I am a PhD student at INRIA CARAMBA, working with Emmanuel Thomé and Pierre-Jean Spaenlehauer. I am interested in the algorithmics of Drinfeld modules and their applications to post-quantum isogeny-based cryptography. I also have a degree in musicology and in mechanics.
Drinfeld modules can be thought as function field analogues of elliptic curves. In our first paper, my advisor and I gave a fast and short algorithm computing the following action: the Jacobian of an imaginary hyperelliptic curve over Fq acts on a set of isomorphism classes of Drinfeld modules.
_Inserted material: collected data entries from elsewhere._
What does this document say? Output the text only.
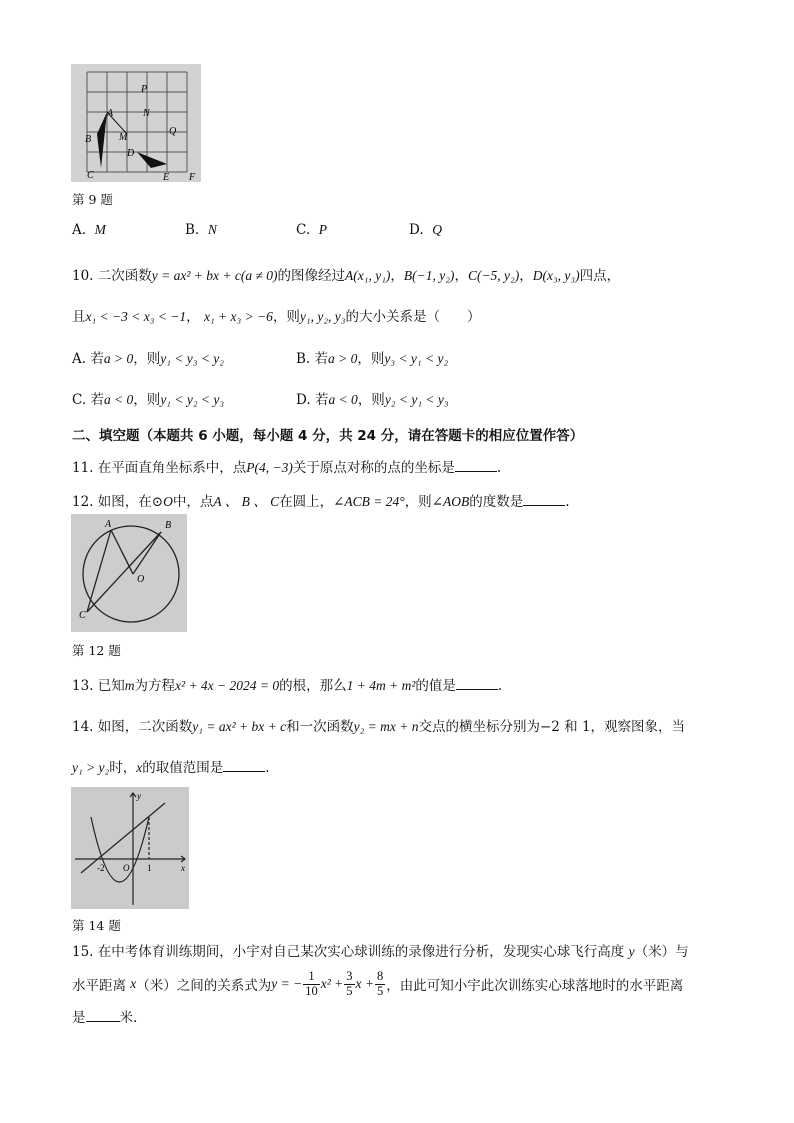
P
N
A
Q
B	M
D
C	E F
第 9 题
A. M	B. N	C. P	D. Q
10. 二次函数y = ax² + bx + c(a ≠ 0)的图像经过A(x₁, y₁)，B(−1, y₂)，C(−5, y₂)，D(x₃, y₃)四点，
且x₁ < −3 < x₃ < −1， x₁ + x₃ > −6，则y₁, y₂, y₃的大小关系是（　　）
A. 若a > 0，则y₁ < y₃ < y₂	B. 若a > 0，则y₃ < y₁ < y₂
C. 若a < 0，则y₁ < y₂ < y₃	D. 若a < 0，则y₂ < y₁ < y₃
二、填空题（本题共 6 小题，每小题 4 分，共 24 分，请在答题卡的相应位置作答）
11. 在平面直角坐标系中，点P(4, −3)关于原点对称的点的坐标是	.
12. 如图，在⊙O中，点A 、 B 、 C在圆上，∠ACB = 24°，则∠AOB的度数是	.
A	B
O
C
第 12 题
13. 已知m为方程x² + 4x − 2024 = 0的根，那么1 + 4m + m²的值是	.
14. 如图，二次函数y₁ = ax² + bx + c和一次函数y₂ = mx + n交点的横坐标分别为−2 和 1，观察图象，当
y₁ > y₂时，x的取值范围是	.
y
x
O
-2	1
第 14 题
15. 在中考体育训练期间，小宇对自己某次实心球训练的录像进行分析，发现实心球飞行高度 y（米）与
水平距离
x （米）之间的关系式为 y = − $\frac{1}{10} x^2 + \frac{3}{5}$ $x + \frac{8}{5}$ ，由此可知小宇此次训练实心球落地时的水平距离
是	米.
This is an analogue of the CRS action of the class group of a quadratic imaginary number field on a set of isomorphism classes of elliptic curves. (See also [Caranay, Greenberg, Scheidler; 2020] and [Joux, Narayanan; 2019].)
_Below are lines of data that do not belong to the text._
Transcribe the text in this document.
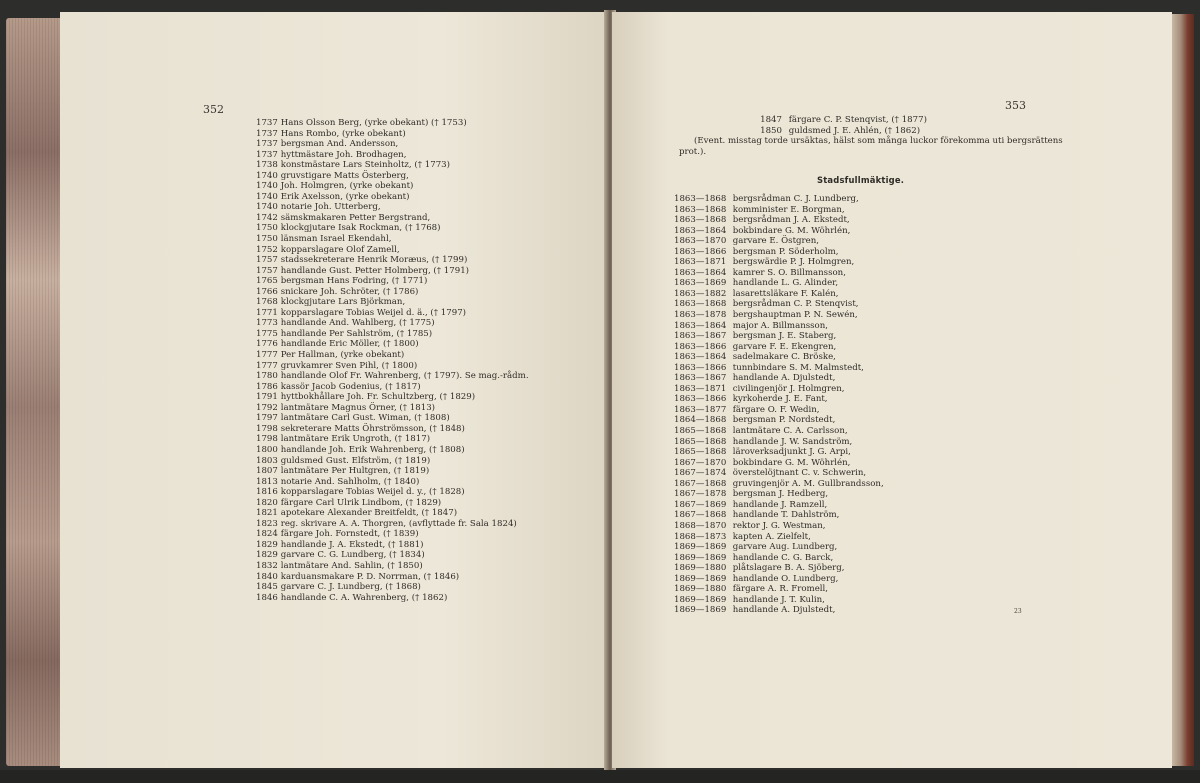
352
1737 Hans Olsson Berg, (yrke obekant) († 1753)
1737 Hans Rombo, (yrke obekant)
1737 bergsman And. Andersson,
1737 hyttmästare Joh. Brodhagen,
1738 konstmästare Lars Steinholtz, († 1773)
1740 gruvstigare Matts Österberg,
1740 Joh. Holmgren, (yrke obekant)
1740 Erik Axelsson, (yrke obekant)
1740 notarie Joh. Utterberg,
1742 sämskmakaren Petter Bergstrand,
1750 klockgjutare Isak Rockman, († 1768)
1750 länsman Israel Ekendahl,
1752 kopparslagare Olof Zamell,
1757 stadssekreterare Henrik Moræus, († 1799)
1757 handlande Gust. Petter Holmberg, († 1791)
1765 bergsman Hans Fodring, († 1771)
1766 snickare Joh. Schröter, († 1786)
1768 klockgjutare Lars Björkman,
1771 kopparslagare Tobias Weijel d. ä., († 1797)
1773 handlande And. Wahlberg, († 1775)
1775 handlande Per Sahlström, († 1785)
1776 handlande Eric Möller, († 1800)
1777 Per Hallman, (yrke obekant)
1777 gruvkamrer Sven Pihl, († 1800)
1780 handlande Olof Fr. Wahrenberg, († 1797). Se mag.-rådm.
1786 kassör Jacob Godenius, († 1817)
1791 hyttbokhållare Joh. Fr. Schultzberg, († 1829)
1792 lantmätare Magnus Örner, († 1813)
1797 lantmätare Carl Gust. Wiman, († 1808)
1798 sekreterare Matts Öhrströmsson, († 1848)
1798 lantmätare Erik Ungroth, († 1817)
1800 handlande Joh. Erik Wahrenberg, († 1808)
1803 guldsmed Gust. Elfström, († 1819)
1807 lantmätare Per Hultgren, († 1819)
1813 notarie And. Sahlholm, († 1840)
1816 kopparslagare Tobias Weijel d. y., († 1828)
1820 färgare Carl Ulrik Lindbom, († 1829)
1821 apotekare Alexander Breitfeldt, († 1847)
1823 reg. skrivare A. A. Thorgren, (avflyttade fr. Sala 1824)
1824 färgare Joh. Fornstedt, († 1839)
1829 handlande J. A. Ekstedt, († 1881)
1829 garvare C. G. Lundberg, († 1834)
1832 lantmätare And. Sahlin, († 1850)
1840 karduansmakare P. D. Norrman, († 1846)
1845 garvare C. J. Lundberg, († 1868)
1846 handlande C. A. Wahrenberg, († 1862)
353
1847 färgare C. P. Stenqvist, († 1877)
1850 guldsmed J. E. Ahlén, († 1862)
(Event. misstag torde ursäktas, hälst som många luckor förekomma uti bergsrättens
prot.).
Stadsfullmäktige.
1863—1868 bergsrådman C. J. Lundberg,
1863—1868 komminister E. Borgman,
1863—1868 bergsrådman J. A. Ekstedt,
1863—1864 bokbindare G. M. Wöhrlén,
1863—1870 garvare E. Östgren,
1863—1866 bergsman P. Söderholm,
1863—1871 bergswärdie P. J. Holmgren,
1863—1864 kamrer S. O. Billmansson,
1863—1869 handlande L. G. Alinder,
1863—1882 lasarettsläkare F. Kalén,
1863—1868 bergsrådman C. P. Stenqvist,
1863—1878 bergshauptman P. N. Sewén,
1863—1864 major A. Billmansson,
1863—1867 bergsman J. E. Staberg,
1863—1866 garvare F. E. Ekengren,
1863—1864 sadelmakare C. Bröske,
1863—1866 tunnbindare S. M. Malmstedt,
1863—1867 handlande A. Djulstedt,
1863—1871 civilingenjör J. Holmgren,
1863—1866 kyrkoherde J. E. Fant,
1863—1877 färgare O. F. Wedin,
1864—1868 bergsman P. Nordstedt,
1865—1868 lantmätare C. A. Carlsson,
1865—1868 handlande J. W. Sandström,
1865—1868 läroverksadjunkt J. G. Arpi,
1867—1870 bokbindare G. M. Wöhrlén,
1867—1874 överstelöjtnant C. v. Schwerin,
1867—1868 gruvingenjör A. M. Gullbrandsson,
1867—1878 bergsman J. Hedberg,
1867—1869 handlande J. Ramzell,
1867—1868 handlande T. Dahlström,
1868—1870 rektor J. G. Westman,
1868—1873 kapten A. Zielfelt,
1869—1869 garvare Aug. Lundberg,
1869—1869 handlande C. G. Barck,
1869—1880 plåtslagare B. A. Sjöberg,
1869—1869 handlande O. Lundberg,
1869—1880 färgare A. R. Fromell,
1869—1869 handlande J. T. Kulin,
1869—1869 handlande A. Djulstedt,	23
I am now working with Xavier Caruso on the computation of Drinfeld module isogeny norms and endomorphism characteristic polynomials (not restricting to the Frobenius case). (See also [Musleh, Schost; 2019]).
Generally speaking, my goal is to write a well-designed reliable and efficient algorithmic toolbox for Drinfeld modules, helping both mathematicians and cryptographers.
I wish to contribute to cryptography, which I believe is the cornerstone of numerous human rights. By trying to be a craftman at my work, I hope to be reliable; and most all, helpful.